TRL researchers have also developed a search tool called "Information
Outlining," which visualizes information retrieval processes so that users
can zero in on the target data. The prototype system contains a year's
worth of newspaper articles as a sample database. Once the user enters a
keyword, the number of articles containing it, along with the date of
publication and part of the headline, are displayed in the upper portion of
the screen.
Various kinds of information about the retrieved data is displayed on the
lower portion. For example, if the search word is "Internet," the lower
portion might show a map of Japan indicating how many articles are relevant
to each prefecture. Users can select a given region by clicking on it with
a pointing device. In addition to geographical viewers, the prototype
offers chronological and topical viewers, which show the time periods and
topics covered in the retrieved articles.
Visible and Invisible Fingerprinting
A key component of almost any digital library system is what is known as
"rights management." This protects the owners of material from copyright
infringement. "Security is essential to people entrusting their documents
to a library," says Henry Gladney at the Almaden Research Center. "No
security, no digital library."
For the original Vatican Library project, Fred Mintzer's group at the
Thomas J. Watson Research Center developed the "visible-image watermark."
This technology alters the intensity of thousands of pixels in each image,
leaving an obvious, but nonobtrusive, seal of ownership on rare documents
(in this case, the seal of the Vatican Library). "We believe that, to
remove it, one would have to use a pixel-level editor on thousands of
pixels - a very time-consuming task at best," says Mintzer. "Although this
is not a total protection, it is strong encouragement to do the right
thing."
Jeffrey Lotspiech and Cynthia Dwork, researchers at Almaden, spearheaded
projects that spawned a number of technical innovations in rights
management, including the use of visible and invisible "fingerprinting" to
mark text in the ISI's Current Contents project.
The visible fingerprint involves superimposing a two-dimensional code,
similar to a supermarket bar code, on the bottom of each page of text
printed out by a user.
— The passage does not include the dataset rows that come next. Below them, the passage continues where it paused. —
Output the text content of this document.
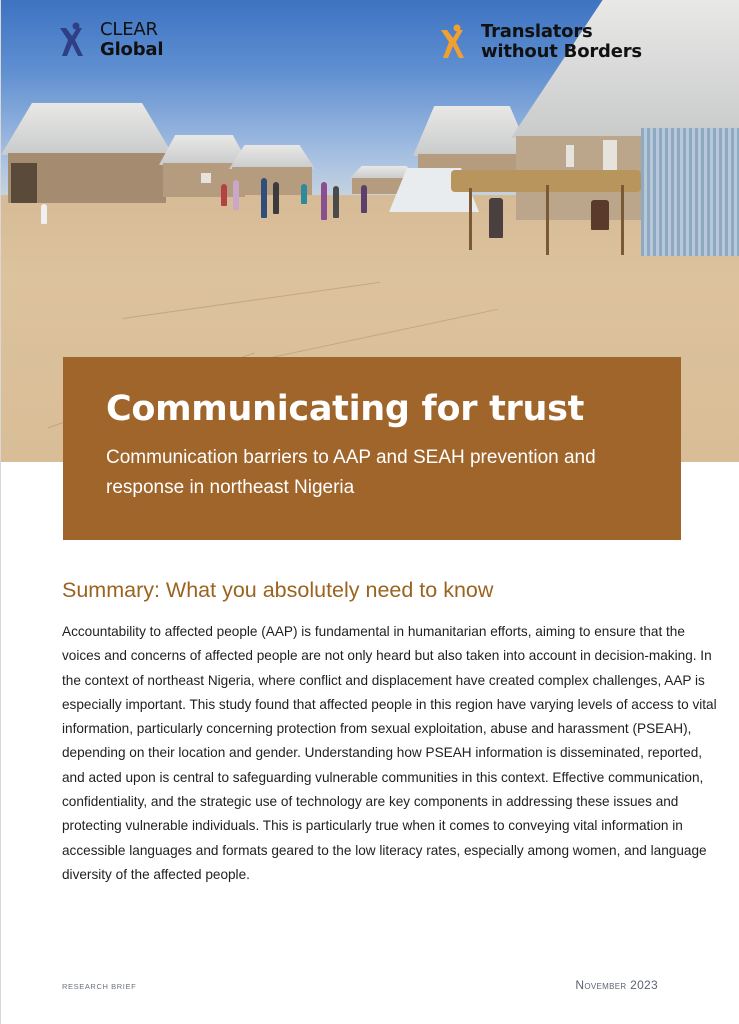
CLEAR
Global
Translators
without Borders
Communicating for trust
Communication barriers to AAP and SEAH prevention and response in northeast Nigeria
Summary: What you absolutely need to know
Accountability to affected people (AAP) is fundamental in humanitarian efforts, aiming to ensure that the voices and concerns of affected people are not only heard but also taken into account in decision-making. In the context of northeast Nigeria, where conflict and displacement have created complex challenges, AAP is especially important. This study found that affected people in this region have varying levels of access to vital information, particularly concerning protection from sexual exploitation, abuse and harassment (PSEAH), depending on their location and gender. Understanding how PSEAH information is disseminated, reported, and acted upon is central to safeguarding vulnerable communities in this context. Effective communication, confidentiality, and the strategic use of technology are key components in addressing these issues and protecting vulnerable individuals. This is particularly true when it comes to conveying vital information in accessible languages and formats geared to the low literacy rates, especially among women, and language diversity of the affected people.
RESEARCH BRIEF	November 2023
The 1,000-bit fingerprint encodes the date, time,
identity of the user, and other data. If illegal copies are distributed,
they can be traced back to the source.
An invisible fingerprint can be buried in the data, Lotspiech says, by
flipping six bits within a digitized image. "None of these things is
perfect," Lotspiech admits. "But you would have to take overt action to
defeat this method of tracking."
In a different approach, Marc Kaplan at Watson has developed an encryption
package known as Cryptolope, which basically contracts a user to honor
copyrighted material and not copy it, before activating the software that
decrypts the requested information. "Cryptolope solves the problem of
distributing copyrighted information on the Web," says Jeffrey Crigler,
vice president, infoMarket, who cooked up the idea with Kaplan.
InfoMarket, a recently announced IBM service, allows content providers to
package their data in a secure container, Cryptolope, for sale on the Web.